Besides, Trump has a history of doing whatever Israel wants. He withdrew from the arduously negotiated Iran nuclear deal in 2018 and then, in 2020, authorized the assassination of Iran’s most important military commander—two things that Biden, notwithstanding his own rich history of accommodating Israel, wouldn’t have done.

And imagine the real estate opportunities that ethnic cleansing could bring! Jared Kushner drew fire this year for saying, “Gaza’s waterfront property, it could be very valuable… it’s a little bit of an unfortunate situation there, but I think from Israel’s perspective I would do my best to move the people out and then clean it up.” 

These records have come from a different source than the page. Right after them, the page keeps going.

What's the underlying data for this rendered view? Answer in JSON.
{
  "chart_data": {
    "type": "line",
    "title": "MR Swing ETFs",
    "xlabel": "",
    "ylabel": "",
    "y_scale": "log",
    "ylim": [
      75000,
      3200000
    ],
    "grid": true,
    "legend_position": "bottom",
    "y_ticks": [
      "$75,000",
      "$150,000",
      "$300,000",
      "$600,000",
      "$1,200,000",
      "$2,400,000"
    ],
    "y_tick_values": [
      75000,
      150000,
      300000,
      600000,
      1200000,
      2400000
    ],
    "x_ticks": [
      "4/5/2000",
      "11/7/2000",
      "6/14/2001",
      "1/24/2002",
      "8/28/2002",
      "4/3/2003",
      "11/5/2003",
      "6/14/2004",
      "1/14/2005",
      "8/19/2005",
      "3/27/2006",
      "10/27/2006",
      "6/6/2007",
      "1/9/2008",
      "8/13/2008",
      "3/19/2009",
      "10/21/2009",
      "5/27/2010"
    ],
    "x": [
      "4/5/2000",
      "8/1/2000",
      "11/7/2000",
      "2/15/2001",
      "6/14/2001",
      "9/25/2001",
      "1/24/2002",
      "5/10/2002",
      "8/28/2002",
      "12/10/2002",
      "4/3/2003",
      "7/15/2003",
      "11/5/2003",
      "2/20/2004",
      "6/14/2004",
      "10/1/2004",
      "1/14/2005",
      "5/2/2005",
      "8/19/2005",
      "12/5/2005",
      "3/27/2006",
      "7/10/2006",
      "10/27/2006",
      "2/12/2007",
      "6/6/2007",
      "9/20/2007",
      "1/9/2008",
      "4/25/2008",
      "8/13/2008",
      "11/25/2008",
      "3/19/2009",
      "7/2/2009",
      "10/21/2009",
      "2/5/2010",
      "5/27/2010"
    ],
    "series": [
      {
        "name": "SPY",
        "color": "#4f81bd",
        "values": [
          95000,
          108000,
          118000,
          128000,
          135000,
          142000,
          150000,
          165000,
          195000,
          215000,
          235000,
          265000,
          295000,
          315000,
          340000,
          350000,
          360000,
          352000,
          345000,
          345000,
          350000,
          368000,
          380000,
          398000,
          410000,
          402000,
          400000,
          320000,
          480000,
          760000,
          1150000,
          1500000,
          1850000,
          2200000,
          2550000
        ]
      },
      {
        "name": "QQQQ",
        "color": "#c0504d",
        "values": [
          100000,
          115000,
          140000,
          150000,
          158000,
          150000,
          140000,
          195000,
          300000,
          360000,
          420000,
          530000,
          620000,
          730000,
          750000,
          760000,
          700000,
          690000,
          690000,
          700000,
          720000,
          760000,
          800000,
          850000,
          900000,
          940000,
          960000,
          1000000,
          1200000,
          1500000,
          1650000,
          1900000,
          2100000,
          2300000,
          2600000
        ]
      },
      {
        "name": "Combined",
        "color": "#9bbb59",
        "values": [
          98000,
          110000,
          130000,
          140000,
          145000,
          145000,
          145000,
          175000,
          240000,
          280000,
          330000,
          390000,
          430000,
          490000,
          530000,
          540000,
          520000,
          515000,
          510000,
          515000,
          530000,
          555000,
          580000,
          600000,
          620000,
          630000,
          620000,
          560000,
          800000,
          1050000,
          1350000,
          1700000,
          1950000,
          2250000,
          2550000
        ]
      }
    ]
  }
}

Kushner complained that reports in liberal media failed to quote him immediately adding that “I don’t think that Israel has stated that they don’t want the people to move back there afterwards.” But you can bet that Donald Trump wouldn’t be too picky about whether any Gazans who left oceanfront property—or left Gaza itself—did or didn’t come back. Bibi Netanyahu would no doubt prefer that they didn’t. 

Given Biden’s repeated failure to significantly moderate Israel’s behavior since October 7, it’s easy to conclude that no American president could give Netanyahu much more leeway than he’s gotten lately. So it’s easy to assume that, so far as the Israel-Palestine situation goes, the outcome of the November election doesn’t matter. But to Palestinians in Gaza it could wind up mattering massively.